* Italian yields ease as Monti named to head govt
* Three billion euro debt sale next test
* Bunds hold up with crisis far from over
LONDON, Nov 14 (Reuters) - Italian government bond yields edged lower on Monday before an auction that will test appetite for the country’s debt after the appointment of a new head of government offered at least temporary relief to the bond market.
Following former Prime Minister Silvio Berlusconi’s resignation, Italian President Giorgio Napolitano asked former European Commissioner Mario Monti on Sunday to form a government to restore market confidence.
“From the political side this is the critical foundation Italy needs to regain credibility in the market,” said Norbert Aul, rate strategist at RBC Capital Markets.
“From here the work has to continue and we need to see austerity measures and structural reforms put in place but the challenges remain basically the same.”
The political change was mostly priced into the market last week, helping bring yields across the Italian curve back below 7 percent. Italy will auction up to 3 billion euros of five-year bonds with the relatively small size expected to be sold, albeit at a high price.
”The bond auction should go fine in this environment,“ a trader said. ”We expect to see it come through the market level, wherever that is at the time, although it will still be expensive for them in outright terms.

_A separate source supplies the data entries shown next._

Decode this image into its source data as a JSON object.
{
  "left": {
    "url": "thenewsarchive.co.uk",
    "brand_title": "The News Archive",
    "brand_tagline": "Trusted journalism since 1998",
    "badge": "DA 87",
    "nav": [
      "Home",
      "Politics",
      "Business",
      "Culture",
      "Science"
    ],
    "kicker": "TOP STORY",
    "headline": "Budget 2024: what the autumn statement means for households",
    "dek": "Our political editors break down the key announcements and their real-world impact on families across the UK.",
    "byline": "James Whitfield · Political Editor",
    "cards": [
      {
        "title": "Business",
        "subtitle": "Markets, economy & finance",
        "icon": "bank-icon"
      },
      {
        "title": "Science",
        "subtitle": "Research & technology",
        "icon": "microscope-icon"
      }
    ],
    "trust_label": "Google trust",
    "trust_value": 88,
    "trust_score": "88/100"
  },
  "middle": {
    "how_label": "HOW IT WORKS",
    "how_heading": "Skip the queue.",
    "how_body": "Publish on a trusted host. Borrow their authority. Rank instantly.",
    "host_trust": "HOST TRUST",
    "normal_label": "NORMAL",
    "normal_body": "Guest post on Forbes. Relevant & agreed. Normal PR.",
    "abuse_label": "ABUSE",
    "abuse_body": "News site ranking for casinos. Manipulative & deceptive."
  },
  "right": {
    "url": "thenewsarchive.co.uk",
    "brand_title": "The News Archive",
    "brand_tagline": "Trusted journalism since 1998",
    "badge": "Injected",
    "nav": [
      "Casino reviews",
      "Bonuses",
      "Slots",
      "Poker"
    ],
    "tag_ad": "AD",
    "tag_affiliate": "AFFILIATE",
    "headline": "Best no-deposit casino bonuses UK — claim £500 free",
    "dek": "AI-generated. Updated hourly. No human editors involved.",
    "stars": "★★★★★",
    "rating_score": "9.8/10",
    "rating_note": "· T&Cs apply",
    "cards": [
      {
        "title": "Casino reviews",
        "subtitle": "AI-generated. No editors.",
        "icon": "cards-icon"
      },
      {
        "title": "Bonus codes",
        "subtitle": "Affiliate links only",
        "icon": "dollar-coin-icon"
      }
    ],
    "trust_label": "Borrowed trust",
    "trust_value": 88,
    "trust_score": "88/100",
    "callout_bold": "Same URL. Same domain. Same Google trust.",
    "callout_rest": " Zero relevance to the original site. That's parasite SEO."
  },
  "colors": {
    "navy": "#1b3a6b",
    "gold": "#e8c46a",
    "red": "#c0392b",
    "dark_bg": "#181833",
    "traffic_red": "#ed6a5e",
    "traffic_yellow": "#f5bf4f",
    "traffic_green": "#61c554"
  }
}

Benchmark Italian 10-year yields were 7 basis points lower at 6.43 percent after hitting a euro-era high of 7.5 percent last week, with five-year yields 11 bps lower at 6.42 percent.
However, any relief from the euro zone debt crisis may be short-lived with efforts to construct a financial firewall to protect Italy, Spain and potentially France struggling to overcome legal and political obstacles.
Monti’s appointment came after Greece appointed former European Central Bank vice president Lucas Papademos as prime minister, easing fears the country could drop out of the euro zone.
“In short, the market can be more confident in the ability of Greece and Italy to pass the necessary fiscal measures to regain control of their debt, but the economic and structural issues facing the euro zone remain a problem,” said Credit Agricole CIB rate strategist Peter Chatwell.
With the crisis far from over, December German Bund futures were nine ticks higher at 137.35, although more than 2 points below last week’s record high of 139.58.
UBS technical analyst Richard Adcock said that despite the fall, there was no evidence of bearish reversal patterns forming and that while the contract held above 137.02 -- the 38 percent retracement of the October to November recovery -- the market could rise back above the 138.25 level to retest the highs.
Benchmark 10-year German yields were down 1 basis points at 1.873 percent.
Later in the day the ECB will announce how much it spent buying peripheral debt -- mainly Italian bonds -- in the secondary market in the week until last Tuesday.
The ECB was said to have stepped up its purchases towards the end of last week but this will not be included in Monday’s figures.
Analysts expect the central bank buying to continue this week in the face of heavy supply, with Spain and France holding auctions on Thursday.
ECB officials including Bundesbank President Jens Weidmann reiterated it was not up to the central bank to solve the debt crisis and that it was up to governments to implement the necessary reforms.